Growing up on the property surrounding Beaver Creek, I never saw a beaver.  

Then, a couple of years ago, walking along the banks of the creek, I noticed sweet gum trees chewed down to a foot in height. The more I walked, the more I noticed saplings chewed down and many sticks with the bark meticulously chewed off were in the stream. The wonderful beaver pond formed in the floodplain below my house. And oh, did it bring the waterfowl.  

Canadian geese with their babies in tow, white egrets, mallards and black ducks, great blue herons and the lesser heron. Wetland grasses have grown in the rich overflow that helps feed the waterfowl. My first sighting of a beaver was one that stood up on a tussock of grass, and for a moment I thought it was a small bear. Schools of baby fish appeared in the deeper pools in the stream. I hadn’t seen fish in the stream for years. 

This year I discovered a book I highly recommend, called Eager: The Surprising, Secret Life of Beavers and Why They Matter by Ben Goldfarb. 

Beavers have been systematically destroyed or trapped since the 1500s thanks to the fur trade. They are a keystone species upon which many other flora and fauna depend on.  

“Beavers are like an entire ecosystem capable of tackling just about any landscape scale problem,” writes Goldfarb. “Trying to mitigate floods or improve water quality? There’s a beaver for that. Hoping to capture more water for agriculture in the face of climate change, concerned about sedimentation, salmon populations, wildfires? There’s a beaver for all that.” 

 The zero-tolerance mentality about beavers must change in the United States. 

Goldfarb invites us to “reach into the past to imagine what streams were like before global capitalism purged our continent of these dam building water storing, wetland creating engineers. Beaver dams existed in all streams, ponds and rivers in the United States.” 

Wetlands were part of this system that looked “swampy” to the observer. The weight of the ponds created by beavers presses water deep into the ground and recharges aquifers for use by downstream farms.” Sediment and pollutants filter out, cleansing flows. Floods dissipate in ponds, wildfires hiss out in wet meadows,” writes Goldfarb.  

Wetlands capture and store water for dry summers. “The disappearance of beavers dried up wetlands and meadows, hastened erosion, altered the course of streams and imperiled water loving fish, fowl and amphibians-and aquatic Dust bowl,” states Goldfarb. 

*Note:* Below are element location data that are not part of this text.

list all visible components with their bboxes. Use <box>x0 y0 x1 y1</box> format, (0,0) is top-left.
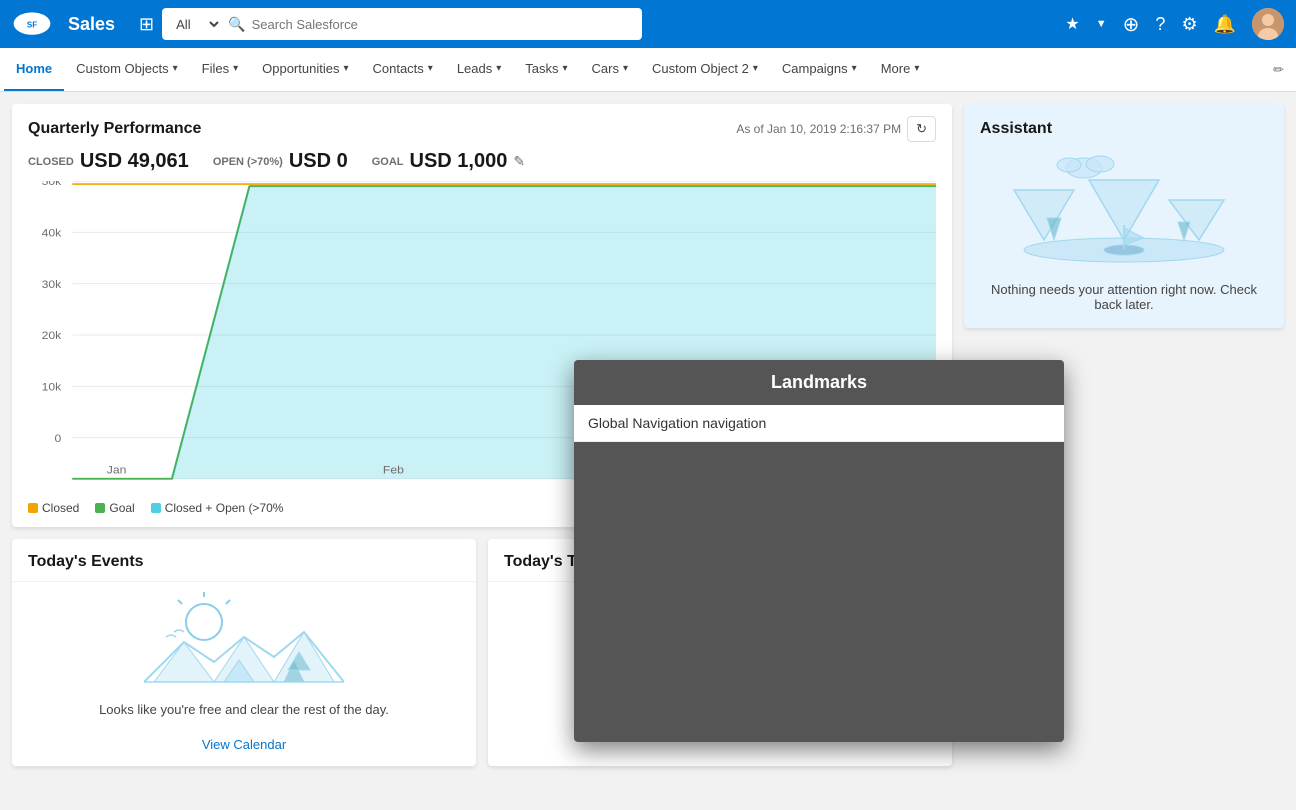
svg-text:30k: 30k <box>42 278 62 290</box>
refresh-button[interactable]: ↻ <box>907 116 936 142</box>
events-message: Looks like you're free and clear the res… <box>12 702 476 729</box>
search-icon: 🔍 <box>228 16 245 33</box>
nav-item-custom-objects[interactable]: Custom Objects ▾ <box>64 48 190 91</box>
events-svg <box>144 592 344 692</box>
open-stat: OPEN (>70%) USD 0 <box>213 150 348 173</box>
closed-stat: CLOSED USD 49,061 <box>28 150 189 173</box>
nav-item-files[interactable]: Files ▾ <box>190 48 250 91</box>
svg-text:0: 0 <box>54 432 61 444</box>
more-chevron: ▾ <box>914 63 919 74</box>
custom-object-2-chevron: ▾ <box>753 63 758 74</box>
nav-item-campaigns[interactable]: Campaigns ▾ <box>770 48 869 91</box>
assistant-title: Assistant <box>980 120 1268 138</box>
legend-dot-closed-open <box>151 503 161 513</box>
svg-text:Feb: Feb <box>383 464 404 476</box>
tasks-chevron: ▾ <box>563 63 568 74</box>
svg-text:10k: 10k <box>42 381 62 393</box>
goal-stat: GOAL USD 1,000 ✎ <box>372 150 525 173</box>
svg-text:50k: 50k <box>42 181 62 188</box>
nav-item-custom-object-2[interactable]: Custom Object 2 ▾ <box>640 48 770 91</box>
grid-icon[interactable]: ⊞ <box>139 14 154 35</box>
nav-item-leads[interactable]: Leads ▾ <box>445 48 513 91</box>
perf-date: As of Jan 10, 2019 2:16:37 PM ↻ <box>736 116 936 142</box>
events-link[interactable]: View Calendar <box>12 729 476 766</box>
nav-item-contacts[interactable]: Contacts ▾ <box>360 48 444 91</box>
perf-header: Quarterly Performance As of Jan 10, 2019… <box>12 104 952 150</box>
leads-chevron: ▾ <box>496 63 501 74</box>
svg-text:SF: SF <box>27 21 37 30</box>
legend-goal: Goal <box>95 501 134 515</box>
svg-text:Jan: Jan <box>107 464 127 476</box>
legend-closed-open: Closed + Open (>70% <box>151 501 284 515</box>
assistant-svg <box>1004 150 1244 270</box>
landmarks-body <box>574 442 1064 742</box>
avatar[interactable] <box>1252 8 1284 40</box>
view-calendar-link[interactable]: View Calendar <box>202 737 286 752</box>
assistant-card: Assistant <box>964 104 1284 328</box>
landmarks-item-global-nav[interactable]: Global Navigation navigation <box>574 405 1064 442</box>
svg-text:20k: 20k <box>42 329 62 341</box>
top-bar: SF Sales ⊞ All 🔍 ★ ▼ ⊕ ? ⚙ 🔔 <box>0 0 1296 48</box>
perf-stats: CLOSED USD 49,061 OPEN (>70%) USD 0 GOAL… <box>12 150 952 181</box>
events-illustration <box>12 582 476 702</box>
events-header: Today's Events <box>12 539 476 582</box>
settings-icon[interactable]: ⚙ <box>1181 14 1197 35</box>
contacts-chevron: ▾ <box>428 63 433 74</box>
search-scope-select[interactable]: All <box>172 16 222 33</box>
perf-title: Quarterly Performance <box>28 120 201 138</box>
nav-edit-button[interactable]: ✏ <box>1265 48 1292 91</box>
opportunities-chevron: ▾ <box>343 63 348 74</box>
search-container: All 🔍 <box>162 8 642 40</box>
assistant-illustration <box>980 150 1268 270</box>
legend-closed: Closed <box>28 501 79 515</box>
favorites-icon[interactable]: ★ <box>1065 14 1079 34</box>
nav-item-tasks[interactable]: Tasks ▾ <box>513 48 579 91</box>
nav-item-cars[interactable]: Cars ▾ <box>580 48 640 91</box>
nav-item-more[interactable]: More ▾ <box>869 48 932 91</box>
assistant-message: Nothing needs your attention right now. … <box>980 282 1268 312</box>
campaigns-chevron: ▾ <box>852 63 857 74</box>
legend-dot-goal <box>95 503 105 513</box>
landmarks-modal: Landmarks Global Navigation navigation <box>574 360 1064 742</box>
app-name: Sales <box>68 14 115 35</box>
help-icon[interactable]: ? <box>1155 14 1165 35</box>
nav-item-home[interactable]: Home <box>4 48 64 91</box>
goal-edit-icon[interactable]: ✎ <box>513 153 525 170</box>
landmarks-title: Landmarks <box>574 360 1064 405</box>
files-chevron: ▾ <box>233 63 238 74</box>
salesforce-logo[interactable]: SF <box>12 10 52 38</box>
favorites-dropdown-icon[interactable]: ▼ <box>1096 18 1107 30</box>
search-input[interactable] <box>252 17 633 32</box>
custom-objects-chevron: ▾ <box>173 63 178 74</box>
cars-chevron: ▾ <box>623 63 628 74</box>
nav-item-opportunities[interactable]: Opportunities ▾ <box>250 48 360 91</box>
add-icon[interactable]: ⊕ <box>1123 12 1140 37</box>
top-bar-icons: ★ ▼ ⊕ ? ⚙ 🔔 <box>1065 8 1284 40</box>
legend-dot-closed <box>28 503 38 513</box>
todays-events-card: Today's Events <box>12 539 476 766</box>
svg-text:40k: 40k <box>42 227 62 239</box>
nav-bar: Home Custom Objects ▾ Files ▾ Opportunit… <box>0 48 1296 92</box>
notifications-icon[interactable]: 🔔 <box>1214 14 1236 35</box>
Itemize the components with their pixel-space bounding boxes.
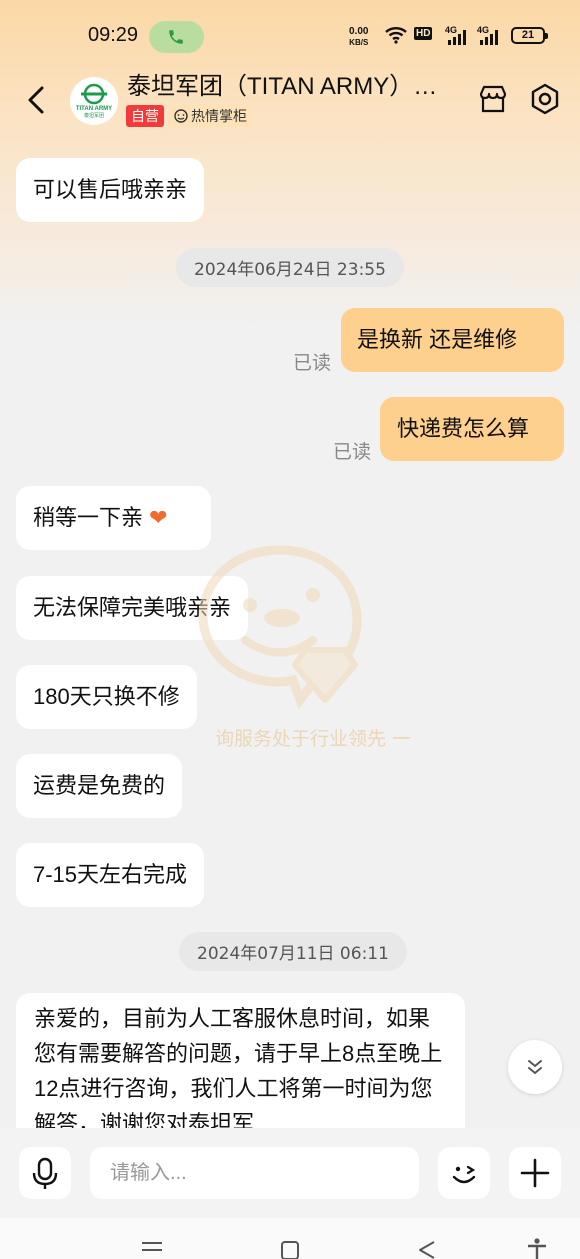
back-button[interactable] [22,80,52,120]
active-call-pill[interactable] [149,21,204,53]
scroll-to-bottom-button[interactable] [508,1040,562,1094]
back-triangle-icon[interactable] [417,1240,437,1259]
settings-button[interactable] [528,82,562,116]
message-input[interactable] [90,1147,419,1199]
hd-voice-badge: HD [414,27,433,40]
wifi-icon [385,27,407,44]
shop-logo[interactable]: TITAN ARMY 泰坦军团 [70,77,118,125]
timestamp: 2024年06月24日 23:55 [176,248,404,287]
signal-icon-2 [480,30,498,45]
input-bar [0,1128,580,1218]
message-bubble[interactable]: 7-15天左右完成 [16,843,205,907]
net-speed-unit: KB/S [349,38,369,47]
store-button[interactable] [476,82,510,116]
net-speed-value: 0.00 [349,26,369,37]
heart-emoji-icon: ❤ [149,505,168,530]
host-badge-label: 热情掌柜 [191,109,247,125]
message-bubble[interactable]: 180天只换不修 [16,665,197,729]
message-bubble[interactable]: 无法保障完美哦亲亲 [16,576,249,640]
signal-icon [448,30,466,45]
gear-icon [531,83,559,115]
emoji-button[interactable] [438,1147,490,1199]
status-time: 09:29 [88,24,139,46]
phone-icon [169,30,183,44]
self-operated-badge: 自营 [126,105,164,127]
timestamp: 2024年07月11日 06:11 [179,932,407,971]
plus-icon [520,1158,550,1188]
battery-indicator: 21 [511,27,548,44]
more-options-button[interactable] [509,1147,561,1199]
double-chevron-down-icon [528,1060,542,1075]
accessibility-icon[interactable] [526,1238,548,1259]
message-text: 稍等一下亲 [33,505,144,530]
menu-icon[interactable] [141,1240,163,1259]
titan-army-logo-icon: TITAN ARMY 泰坦军团 [70,77,118,125]
watermark-text: 询服务处于行业领先 一 [215,728,412,750]
net-speed-indicator: 0.00 KB/S [349,26,368,48]
store-icon [479,85,507,113]
smile-face-icon [173,109,189,123]
message-bubble[interactable]: 亲爱的，目前为人工客服休息时间，如果您有需要解答的问题，请于早上8点至晚上12点… [16,993,465,1128]
logo-text: TITAN ARMY [76,106,112,112]
message-bubble[interactable]: 运费是免费的 [16,754,183,818]
message-bubble[interactable]: 快递费怎么算 [380,397,564,461]
read-receipt: 已读 [293,352,332,374]
microphone-icon [32,1157,58,1189]
chevron-left-icon [28,86,44,114]
message-bubble[interactable]: 是换新 还是维修 [341,308,564,372]
message-bubble[interactable]: 可以售后哦亲亲 [16,158,205,222]
voice-input-button[interactable] [19,1147,71,1199]
host-badge: 热情掌柜 [169,105,252,127]
wink-emoji-icon [452,1165,476,1184]
chat-header: TITAN ARMY 泰坦军团 泰坦军团（TITAN ARMY）… 自营 热情掌… [0,60,580,140]
read-receipt: 已读 [333,441,372,463]
chat-messages[interactable]: 可以售后哦亲亲 2024年06月24日 23:55 已读 是换新 还是维修 已读… [0,140,580,1128]
system-nav-bar [0,1218,580,1259]
shop-name[interactable]: 泰坦军团（TITAN ARMY）… [127,66,437,101]
logo-subtext: 泰坦军团 [84,112,104,119]
message-bubble[interactable]: 稍等一下亲 ❤ [16,486,211,550]
home-icon[interactable] [280,1240,300,1259]
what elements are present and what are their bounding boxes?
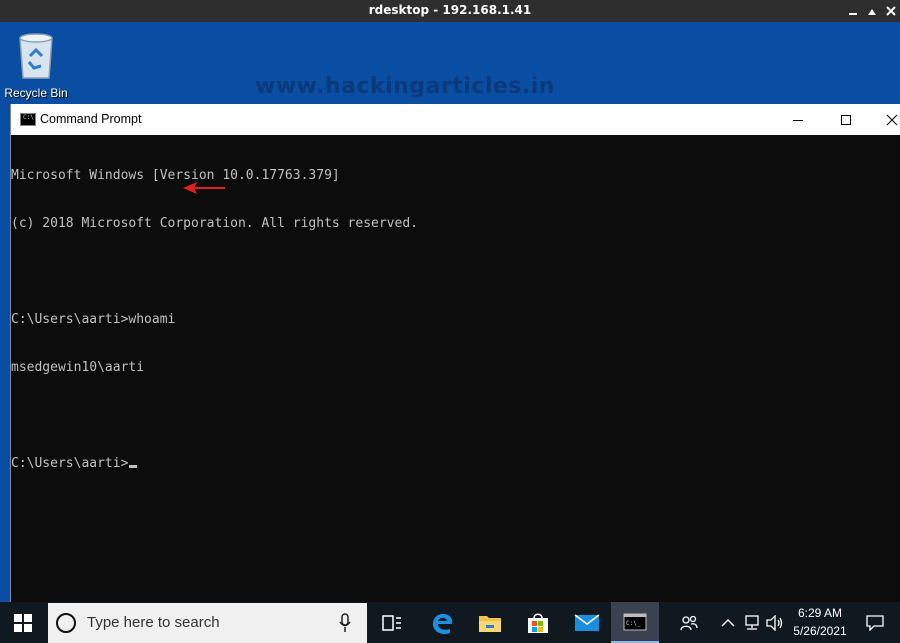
close-icon [886, 6, 896, 16]
cmd-window-title: Command Prompt [40, 112, 142, 126]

Beavers are extraordinary ecosystem engineers. The story of beavers is how North America was colonized and why are landscapes look like they do. I like this passage in Goldfarb’s book, if we make beavers our allies maybe we can “forestall the deterioration of our rivers, the disappearance of our biodiversity and the ravages of climate change.” 

We have continual flooding in the southern tier of the United States and wildfires ravaging the West. When could we learn from these small creatures?